Washington State blew out the Huskies in a disappointing home loss.
Despite the final score, 60 – 52, this game was over in the first half.
Washington had a 4-0 lead with 7:52 left in the first quarter.
With 6:28 remaining, Washington State grabbed the lead, 5-4, and led for the remainder of the game.
Everything that went wrong in the first half needs to be fixed.
1. What Happened in Vegas, Didn’t Stay in Vegas
The Washington Huskies apparently never recovered from their 83 – 50 loss to Stanford in Las Vegas.
The Huskies showed signs of life in the first few minutes of the first quarter and then went flat as soon as Washington State grabbed the lead of 5-4.
Inexplicably, Washington only managed to score two more points against WSU (52) than they did against #1-ranked Stanford (50).
Objectively, it is hard to determine if the Huskies played worse in losing by eight (8) points to Washington State than they played against Stanford — in a 33-point loss.
Against WSU, Washington had 16 turnovers (against Stanford they had 15 turnovers); while also shooting 16.7% from three-point range (21.4% versus Stanford); and shooting 33.3% overall (29% versus Stanford).
Washington averaged only 0.64 points per possession (ppp) versus Washington State (compared to 0.60 ppp against Stanford).
2. WSU Figured Out Sadler, What Do They Know?
Tameiya Sadler had six (6) turnovers and three (3) assists.
Washington should be concerned that the relatively unathletic WSU players were able to cause this many Sadler mistakes.
Did they scout Sadler and figure something out?
If so, the Huskies need Sadler to make an adjustment or expect the rest of the PAC-12 to figure it out too.
3. Huskies Forgot Early Transition Offense?
After establishing an offensive identity as a fast-paced offense in their first four games, the Huskies became a half-court team against Washington State.
For the game, the Huskies only managed ten (10) points from their transition offense, their second lowest fastbreak point total of the season (7 versus Stanford).
Washington was 0 for 1 in transition three-pointer attempts and 83.3% from two-point range in transition.
In the first quarter, the Huskies had only one fastbreak shot attempt — which was a missed shot by Tameiya Sadler.

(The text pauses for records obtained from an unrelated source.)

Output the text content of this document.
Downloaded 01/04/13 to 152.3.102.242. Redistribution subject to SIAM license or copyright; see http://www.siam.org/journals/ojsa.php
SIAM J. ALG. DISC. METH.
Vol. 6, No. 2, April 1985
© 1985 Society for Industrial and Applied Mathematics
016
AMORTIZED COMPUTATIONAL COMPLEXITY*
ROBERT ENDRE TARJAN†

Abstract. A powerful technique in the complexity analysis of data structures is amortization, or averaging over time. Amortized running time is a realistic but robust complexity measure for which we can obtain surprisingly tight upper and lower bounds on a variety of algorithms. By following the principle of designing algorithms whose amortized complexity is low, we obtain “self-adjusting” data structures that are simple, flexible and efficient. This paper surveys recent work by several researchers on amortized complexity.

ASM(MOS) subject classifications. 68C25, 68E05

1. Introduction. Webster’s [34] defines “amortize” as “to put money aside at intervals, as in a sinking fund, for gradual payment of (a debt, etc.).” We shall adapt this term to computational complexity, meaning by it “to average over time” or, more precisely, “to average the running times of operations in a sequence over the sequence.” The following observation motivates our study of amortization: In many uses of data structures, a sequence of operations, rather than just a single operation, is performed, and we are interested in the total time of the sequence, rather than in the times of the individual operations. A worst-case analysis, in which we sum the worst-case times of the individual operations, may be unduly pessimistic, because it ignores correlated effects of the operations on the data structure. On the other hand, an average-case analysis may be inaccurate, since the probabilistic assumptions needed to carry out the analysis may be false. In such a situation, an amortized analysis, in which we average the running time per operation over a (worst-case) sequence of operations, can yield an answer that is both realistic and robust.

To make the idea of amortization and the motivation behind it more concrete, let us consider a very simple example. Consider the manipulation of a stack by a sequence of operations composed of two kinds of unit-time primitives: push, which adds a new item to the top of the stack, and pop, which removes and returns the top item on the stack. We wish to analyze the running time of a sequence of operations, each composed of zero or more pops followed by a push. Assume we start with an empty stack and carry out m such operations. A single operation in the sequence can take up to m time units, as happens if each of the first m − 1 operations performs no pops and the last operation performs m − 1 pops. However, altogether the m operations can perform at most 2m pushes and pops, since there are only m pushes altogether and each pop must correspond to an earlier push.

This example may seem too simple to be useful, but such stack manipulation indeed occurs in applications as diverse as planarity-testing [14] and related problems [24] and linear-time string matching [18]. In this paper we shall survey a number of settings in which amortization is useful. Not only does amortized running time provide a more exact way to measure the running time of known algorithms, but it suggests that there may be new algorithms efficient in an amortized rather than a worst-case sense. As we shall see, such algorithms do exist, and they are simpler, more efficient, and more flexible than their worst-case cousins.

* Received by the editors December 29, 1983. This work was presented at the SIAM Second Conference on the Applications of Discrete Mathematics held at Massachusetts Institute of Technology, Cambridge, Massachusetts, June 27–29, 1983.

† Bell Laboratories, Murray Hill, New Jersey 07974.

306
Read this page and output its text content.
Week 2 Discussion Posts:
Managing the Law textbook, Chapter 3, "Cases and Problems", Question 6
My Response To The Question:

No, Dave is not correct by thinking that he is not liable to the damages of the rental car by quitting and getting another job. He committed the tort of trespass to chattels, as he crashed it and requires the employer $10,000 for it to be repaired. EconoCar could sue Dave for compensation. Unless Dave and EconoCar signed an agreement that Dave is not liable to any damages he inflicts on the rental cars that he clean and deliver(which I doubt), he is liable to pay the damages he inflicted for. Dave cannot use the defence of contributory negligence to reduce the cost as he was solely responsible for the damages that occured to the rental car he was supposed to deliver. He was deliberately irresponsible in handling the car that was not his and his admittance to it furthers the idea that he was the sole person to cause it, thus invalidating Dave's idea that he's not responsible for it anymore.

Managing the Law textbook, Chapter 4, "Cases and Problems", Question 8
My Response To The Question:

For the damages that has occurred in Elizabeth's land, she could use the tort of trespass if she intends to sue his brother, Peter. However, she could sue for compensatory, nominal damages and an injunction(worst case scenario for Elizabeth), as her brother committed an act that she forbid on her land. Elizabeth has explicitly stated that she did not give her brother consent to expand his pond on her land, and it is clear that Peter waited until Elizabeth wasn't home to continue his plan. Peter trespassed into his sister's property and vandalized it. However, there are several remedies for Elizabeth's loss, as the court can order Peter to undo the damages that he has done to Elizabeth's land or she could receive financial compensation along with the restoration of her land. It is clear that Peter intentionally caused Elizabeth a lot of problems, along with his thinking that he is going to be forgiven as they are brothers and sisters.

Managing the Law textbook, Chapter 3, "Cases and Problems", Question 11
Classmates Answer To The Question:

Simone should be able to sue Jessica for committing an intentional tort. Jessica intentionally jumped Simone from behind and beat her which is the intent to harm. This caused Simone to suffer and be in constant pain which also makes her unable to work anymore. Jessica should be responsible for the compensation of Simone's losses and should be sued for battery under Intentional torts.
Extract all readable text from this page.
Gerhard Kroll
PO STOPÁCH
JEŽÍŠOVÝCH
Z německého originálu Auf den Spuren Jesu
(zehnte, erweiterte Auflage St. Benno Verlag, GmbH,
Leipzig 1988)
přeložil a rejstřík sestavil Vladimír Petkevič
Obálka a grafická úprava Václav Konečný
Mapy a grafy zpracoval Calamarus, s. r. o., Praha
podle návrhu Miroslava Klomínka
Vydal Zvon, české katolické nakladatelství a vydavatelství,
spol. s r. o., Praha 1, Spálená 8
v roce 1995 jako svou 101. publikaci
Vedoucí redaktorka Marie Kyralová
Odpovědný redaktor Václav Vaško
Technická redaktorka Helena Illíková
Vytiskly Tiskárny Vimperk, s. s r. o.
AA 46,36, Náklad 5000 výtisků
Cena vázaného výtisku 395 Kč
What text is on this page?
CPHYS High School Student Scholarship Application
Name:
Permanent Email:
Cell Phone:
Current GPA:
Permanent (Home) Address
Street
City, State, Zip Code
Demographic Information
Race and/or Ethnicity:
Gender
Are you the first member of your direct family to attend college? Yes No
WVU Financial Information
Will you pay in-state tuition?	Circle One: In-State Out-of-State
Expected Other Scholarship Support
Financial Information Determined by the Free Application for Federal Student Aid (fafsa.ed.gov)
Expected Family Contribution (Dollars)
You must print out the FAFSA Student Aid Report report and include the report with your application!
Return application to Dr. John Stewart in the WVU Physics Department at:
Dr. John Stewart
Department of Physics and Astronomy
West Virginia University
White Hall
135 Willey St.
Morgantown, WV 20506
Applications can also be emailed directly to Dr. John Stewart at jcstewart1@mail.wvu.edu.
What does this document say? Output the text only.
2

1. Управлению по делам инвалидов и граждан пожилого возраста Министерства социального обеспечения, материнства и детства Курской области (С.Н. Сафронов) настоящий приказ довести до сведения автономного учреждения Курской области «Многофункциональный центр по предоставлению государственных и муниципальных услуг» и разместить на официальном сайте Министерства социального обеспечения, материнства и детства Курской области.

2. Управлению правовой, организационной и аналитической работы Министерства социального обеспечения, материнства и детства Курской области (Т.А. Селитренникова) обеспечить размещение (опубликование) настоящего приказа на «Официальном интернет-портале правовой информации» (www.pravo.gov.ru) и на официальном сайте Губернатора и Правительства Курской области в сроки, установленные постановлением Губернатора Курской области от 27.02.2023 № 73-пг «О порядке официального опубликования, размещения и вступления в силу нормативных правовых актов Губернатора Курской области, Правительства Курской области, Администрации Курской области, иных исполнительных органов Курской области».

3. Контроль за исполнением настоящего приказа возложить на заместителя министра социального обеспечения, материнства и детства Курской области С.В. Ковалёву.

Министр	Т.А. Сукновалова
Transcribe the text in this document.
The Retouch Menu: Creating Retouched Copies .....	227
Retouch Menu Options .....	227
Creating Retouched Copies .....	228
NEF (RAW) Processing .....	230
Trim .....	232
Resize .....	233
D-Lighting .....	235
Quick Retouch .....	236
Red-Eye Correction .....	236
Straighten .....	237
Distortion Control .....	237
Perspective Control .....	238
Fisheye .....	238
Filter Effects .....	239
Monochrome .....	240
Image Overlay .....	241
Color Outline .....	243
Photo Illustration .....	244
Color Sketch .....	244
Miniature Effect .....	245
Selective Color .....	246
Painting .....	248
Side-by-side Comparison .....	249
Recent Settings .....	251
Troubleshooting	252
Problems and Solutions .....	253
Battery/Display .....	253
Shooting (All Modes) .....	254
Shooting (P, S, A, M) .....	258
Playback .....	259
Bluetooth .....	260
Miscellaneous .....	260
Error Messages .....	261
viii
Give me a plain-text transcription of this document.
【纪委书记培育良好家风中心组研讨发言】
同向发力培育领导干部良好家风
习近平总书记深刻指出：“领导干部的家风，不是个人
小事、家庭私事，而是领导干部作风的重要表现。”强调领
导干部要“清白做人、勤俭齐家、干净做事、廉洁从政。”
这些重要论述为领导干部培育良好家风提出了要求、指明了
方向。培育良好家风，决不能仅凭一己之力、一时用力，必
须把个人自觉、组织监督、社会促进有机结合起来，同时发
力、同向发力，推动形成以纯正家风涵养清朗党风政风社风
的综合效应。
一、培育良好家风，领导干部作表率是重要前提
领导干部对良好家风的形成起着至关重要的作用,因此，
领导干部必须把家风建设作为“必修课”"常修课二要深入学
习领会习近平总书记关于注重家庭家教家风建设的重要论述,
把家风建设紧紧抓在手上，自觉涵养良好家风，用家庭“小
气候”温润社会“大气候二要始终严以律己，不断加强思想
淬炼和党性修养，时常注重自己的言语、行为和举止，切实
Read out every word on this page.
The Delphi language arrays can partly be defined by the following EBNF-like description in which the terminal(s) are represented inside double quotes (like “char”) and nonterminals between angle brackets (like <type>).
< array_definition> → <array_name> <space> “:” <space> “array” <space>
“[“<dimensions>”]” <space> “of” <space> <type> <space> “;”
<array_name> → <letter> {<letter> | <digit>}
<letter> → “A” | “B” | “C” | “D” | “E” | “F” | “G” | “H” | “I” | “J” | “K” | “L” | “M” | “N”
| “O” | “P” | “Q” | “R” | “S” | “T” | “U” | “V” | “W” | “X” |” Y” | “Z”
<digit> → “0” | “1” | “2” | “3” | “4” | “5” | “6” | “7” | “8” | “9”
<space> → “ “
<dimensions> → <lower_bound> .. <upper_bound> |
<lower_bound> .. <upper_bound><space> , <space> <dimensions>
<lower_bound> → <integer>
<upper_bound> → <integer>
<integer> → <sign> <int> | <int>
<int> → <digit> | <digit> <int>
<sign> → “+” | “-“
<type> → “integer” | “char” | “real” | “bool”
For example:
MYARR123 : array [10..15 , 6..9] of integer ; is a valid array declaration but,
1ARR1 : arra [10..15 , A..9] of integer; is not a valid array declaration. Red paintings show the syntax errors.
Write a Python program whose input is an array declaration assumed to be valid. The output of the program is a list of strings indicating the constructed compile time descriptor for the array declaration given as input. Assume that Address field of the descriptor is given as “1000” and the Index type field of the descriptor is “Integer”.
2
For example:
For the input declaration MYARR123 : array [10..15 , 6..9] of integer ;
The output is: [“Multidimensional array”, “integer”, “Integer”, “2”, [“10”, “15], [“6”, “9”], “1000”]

Meanwhile, in the first quarter, WSU scored seven (7) points in transition against the Dawgs.
Overall, Washington State scored 19 points in the first quarter and finished the first with an 11-point lead over the Huskies, by the score of 19-8.
In the second quarter, Washington had zero transition shot attempts (for zero points), however, Washington State scored nine (9) points in transition.
Overall, WSU scored 18 points in the second quarter to build a 21-point halftime lead over the Huskies, 37-16.
4. Huskies Forgot to Shoot Three-Pointers?
Likewise, the Huskies’ offensive identity of prolific three-point shooting was abandoned against WSU, as the Huskies attempted only six three-pointers in the first half.
In the first quarter against WSU, Washington attempted two (2) three-pointers and missed both attempts. And in the second quarter, the Huskies attempted, and missed, four (4) three-pointers.
By comparison, against Stanford, the Huskies attempted fourteen (14) three-pointers in the first half.
in the first half versus California, the Dawgs shot fifteen (15) three-point attempts.
In the first half against BYU, Washington attempted eighteen (18) first half three-pointers.
And in their first game of the season, against San Diego State, the Huskies shot fourteen (14) first-half threes.
Clearly Washington’s three-point shooting pulled a disappearing act, why this occurred is a question that needs to be answered before PAC-12 play resumes.
5. Washington State Drew Two Fouls from Quay Miller Early and Took Advantage
For the game, Quay Miller played 11 minutes (1 rebound, 1 assist, zero points).
Miller was subbed in and out of the the game because of fouls from the second quarter through the fourth quarter.
However, the Huskies were falling further and further behind without Miller in the game.
Washington was losing by 13 points, 58 – 45, with 3:13 left in the fourth quarter, when Miller was subbed in the game. The Huskies then went on a 7 -2 run to end the game down by eight points.
However, because the Huskies have only two bigs (Darcy Rees and Miller) their PAC-12 opponents are sophisticated enough to target Quay Miller early in the game to draw fouls, if the payoff is an early benching.
If early fouls leads to eleven (11) minutes of playing time for Miller, then expect the rest of the PAC-12 to attack her early in order to draw fouls and remove her from the game.
Benching a player for early foul trouble is pretty standard in coaching, however, it’s likely the Huskies can’t afford to play Quay Miller 11 minutes and still win a PAC-12 game.